The iClass is an appliance for what Netezza refers to as advanced analytics, which is a part of the general drive across the sector towards in-database analytics. The big advantage of in-database analytics is, of course, that you get much, much better performance. Instead of having to extract the data to an external application server for processing, the analytics can actually be performed in situ. It also means that the analytics are more accurate because you don't need to sample the data, which is necessary in conventional environments in order to maintain performance. It's what Netezza refers to as big data meets big math.

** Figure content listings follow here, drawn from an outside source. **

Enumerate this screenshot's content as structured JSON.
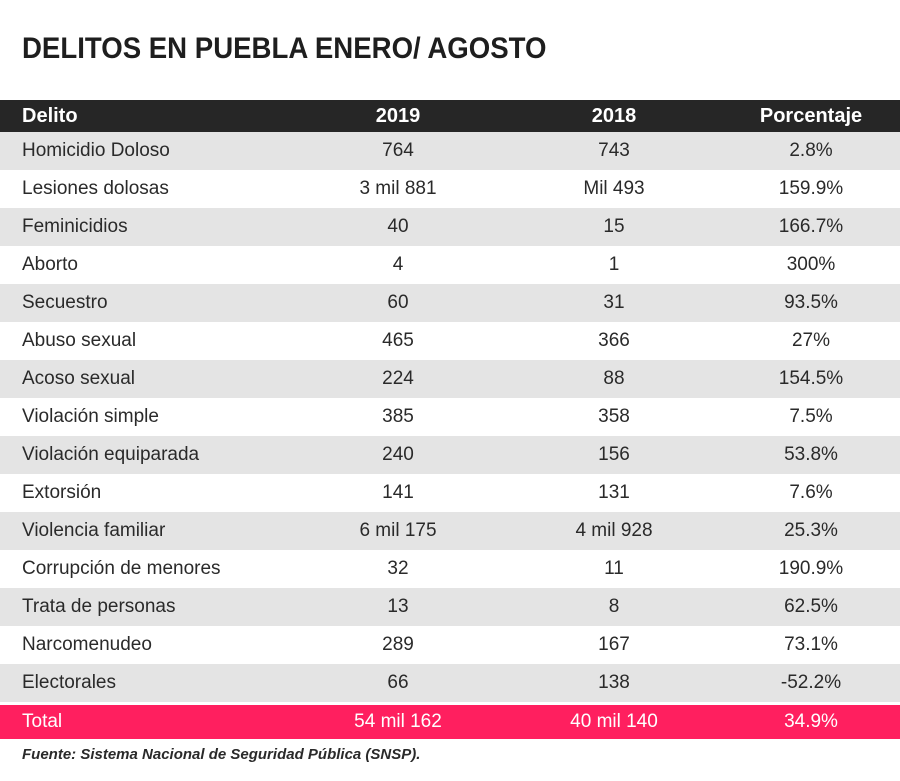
{
  "title": "DELITOS EN PUEBLA ENERO/ AGOSTO",
  "source": "Fuente: Sistema Nacional de Seguridad Pública (SNSP).",
  "chart_data": {
    "type": "table",
    "title": "DELITOS EN PUEBLA ENERO/ AGOSTO",
    "columns": [
      "Delito",
      "2019",
      "2018",
      "Porcentaje"
    ],
    "rows": [
      [
        "Homicidio Doloso",
        "764",
        "743",
        "2.8%"
      ],
      [
        "Lesiones dolosas",
        "3 mil 881",
        "Mil 493",
        "159.9%"
      ],
      [
        "Feminicidios",
        "40",
        "15",
        "166.7%"
      ],
      [
        "Aborto",
        "4",
        "1",
        "300%"
      ],
      [
        "Secuestro",
        "60",
        "31",
        "93.5%"
      ],
      [
        "Abuso sexual",
        "465",
        "366",
        "27%"
      ],
      [
        "Acoso sexual",
        "224",
        "88",
        "154.5%"
      ],
      [
        "Violación simple",
        "385",
        "358",
        "7.5%"
      ],
      [
        "Violación equiparada",
        "240",
        "156",
        "53.8%"
      ],
      [
        "Extorsión",
        "141",
        "131",
        "7.6%"
      ],
      [
        "Violencia familiar",
        "6 mil 175",
        "4 mil 928",
        "25.3%"
      ],
      [
        "Corrupción de menores",
        "32",
        "11",
        "190.9%"
      ],
      [
        "Trata de personas",
        "13",
        "8",
        "62.5%"
      ],
      [
        "Narcomenudeo",
        "289",
        "167",
        "73.1%"
      ],
      [
        "Electorales",
        "66",
        "138",
        "-52.2%"
      ]
    ],
    "total": [
      "Total",
      "54 mil 162",
      "40 mil 140",
      "34.9%"
    ],
    "colors": {
      "header_bg": "#262626",
      "stripe_bg": "#e4e4e4",
      "total_bg": "#ff1f5f"
    }
  }
}
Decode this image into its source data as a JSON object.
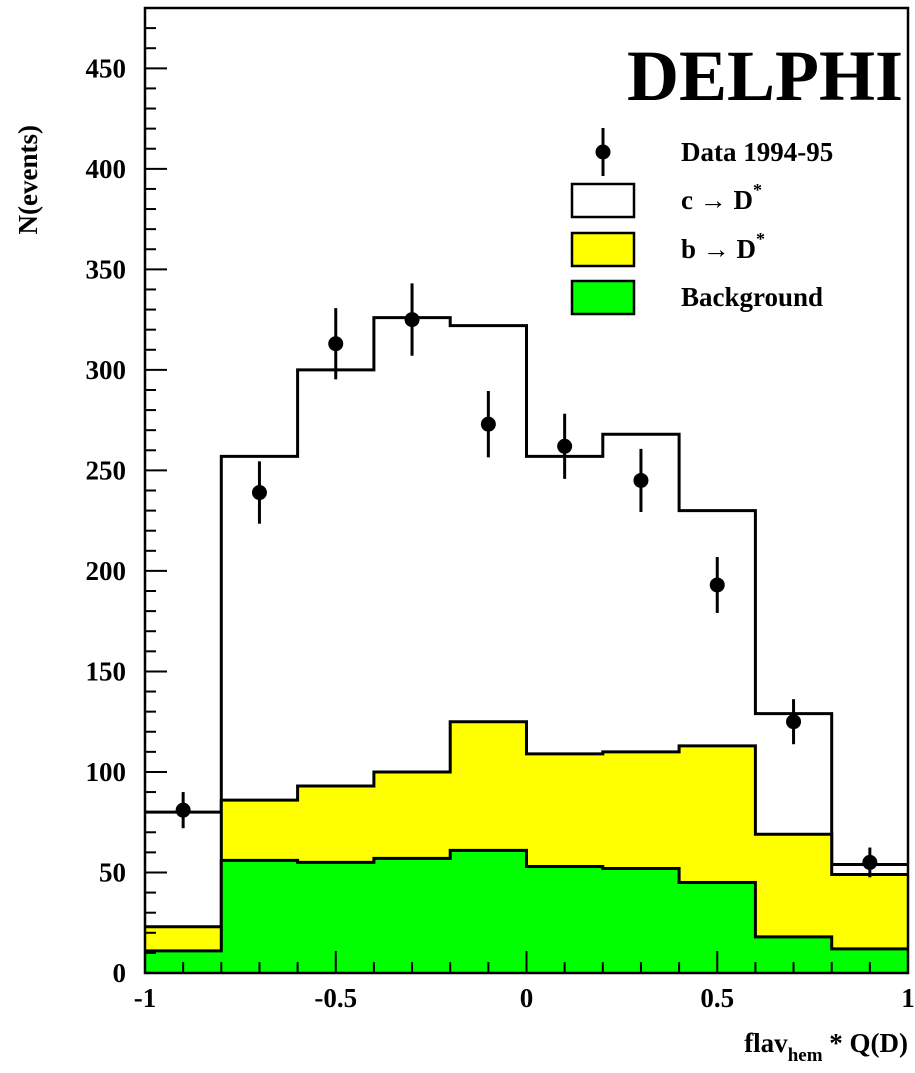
{
  "chart_data": {
    "type": "bar",
    "title": "DELPHI",
    "xlabel": {
      "main": "flav",
      "sub": "hem",
      "rest": " * Q(D)"
    },
    "ylabel": "N(events)",
    "xlim": [
      -1,
      1
    ],
    "ylim": [
      0,
      480
    ],
    "x_ticks": [
      -1,
      -0.5,
      0,
      0.5,
      1
    ],
    "x_tick_labels": [
      "-1",
      "-0.5",
      "0",
      "0.5",
      "1"
    ],
    "y_ticks": [
      0,
      50,
      100,
      150,
      200,
      250,
      300,
      350,
      400,
      450
    ],
    "y_tick_labels": [
      "0",
      "50",
      "100",
      "150",
      "200",
      "250",
      "300",
      "350",
      "400",
      "450"
    ],
    "bin_edges": [
      -1,
      -0.8,
      -0.6,
      -0.4,
      -0.2,
      0,
      0.2,
      0.4,
      0.6,
      0.8,
      1
    ],
    "series": [
      {
        "name": "Background",
        "color": "#00ff00",
        "values": [
          11,
          56,
          55,
          57,
          61,
          53,
          52,
          45,
          18,
          12
        ]
      },
      {
        "name": "b → D*",
        "color": "#ffff00",
        "values": [
          23,
          86,
          93,
          100,
          125,
          109,
          110,
          113,
          69,
          49
        ]
      },
      {
        "name": "c → D*",
        "color": "#ffffff",
        "values": [
          80,
          257,
          300,
          326,
          322,
          257,
          268,
          230,
          129,
          54
        ]
      }
    ],
    "data_points": {
      "name": "Data 1994-95",
      "x": [
        -0.9,
        -0.7,
        -0.5,
        -0.3,
        -0.1,
        0.1,
        0.3,
        0.5,
        0.7,
        0.9
      ],
      "y": [
        81,
        239,
        313,
        325,
        273,
        262,
        245,
        193,
        125,
        55
      ],
      "err": [
        9,
        15.5,
        17.7,
        18,
        16.5,
        16.2,
        15.7,
        13.9,
        11.2,
        7.4
      ]
    },
    "legend": [
      {
        "label_main": "Data 1994-95",
        "label_sup": "",
        "kind": "marker"
      },
      {
        "label_main": "c → D",
        "label_sup": "*",
        "kind": "box",
        "color": "#ffffff"
      },
      {
        "label_main": "b → D",
        "label_sup": "*",
        "kind": "box",
        "color": "#ffff00"
      },
      {
        "label_main": "Background",
        "label_sup": "",
        "kind": "box",
        "color": "#00ff00"
      }
    ],
    "legend_position": "top-right",
    "grid": false
  }
}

So, what does the iClass actually provide? To begin with, it isn't just SAS scoring in the warehouse: it's much more comprehensive than that. So, there are two new APIs. One is an open language API that currently supports C/C++, Java, Python, Fortran and, most interestingly, R. It should be easy to add support for others should there be sufficient demand and there is an SDK so you can implement your own. The second API is an Open Framework API that supports MapReduce and Hadoop.
And then there are massively parallel analytics engines that parallelise analytic operations including embarrassingly parallel algorithms for processes that lend themselves to parallelism, task parallelism (for model execution) and algorithms for not embarrassingly parallel processes that parallelise these as much as possible. Specifically, these engines support user defined extensions (functions, aggregates and table functions) where these are to be run within a process; analytic executables, which perform the same role but outside of a process, and nzMatrix. This last is a part of the out of the box analytics functions provided by Netezza, in this case specifically focused on linear algebra with support for the resolution of simultaneous linear equations, least squares, eigenvalues and singular value problems. If youre not a mathematician or statistician I won't bother to explain what these are but suffice it to say that they are important in certain complex analytic computations.
You might think I've finished but I haven't. On top of all that the iClass also supports an R GUI and Eclipse as well, of course, as partner-based development environments.
Which brings me on to my final point, which is that Netezza is neither getting into the analytic application business nor into the data mining business. Instead it is providing a foundation platform for its partners (like bis2 and Fuzzy Logix) to build analytic applications on. I think this makes a lot of sense: after all, there are far more potential partners with feet on the ground, providing greater coverage than Netezza could manage on its own.
The bottom line is that this is a major step forward for Netezza, differentiating itself still further from the mass of competitors that have yet to implement any sort of in-database analytics. And even those that are doing so are in many cases only providing much more elementary out of the box capabilities.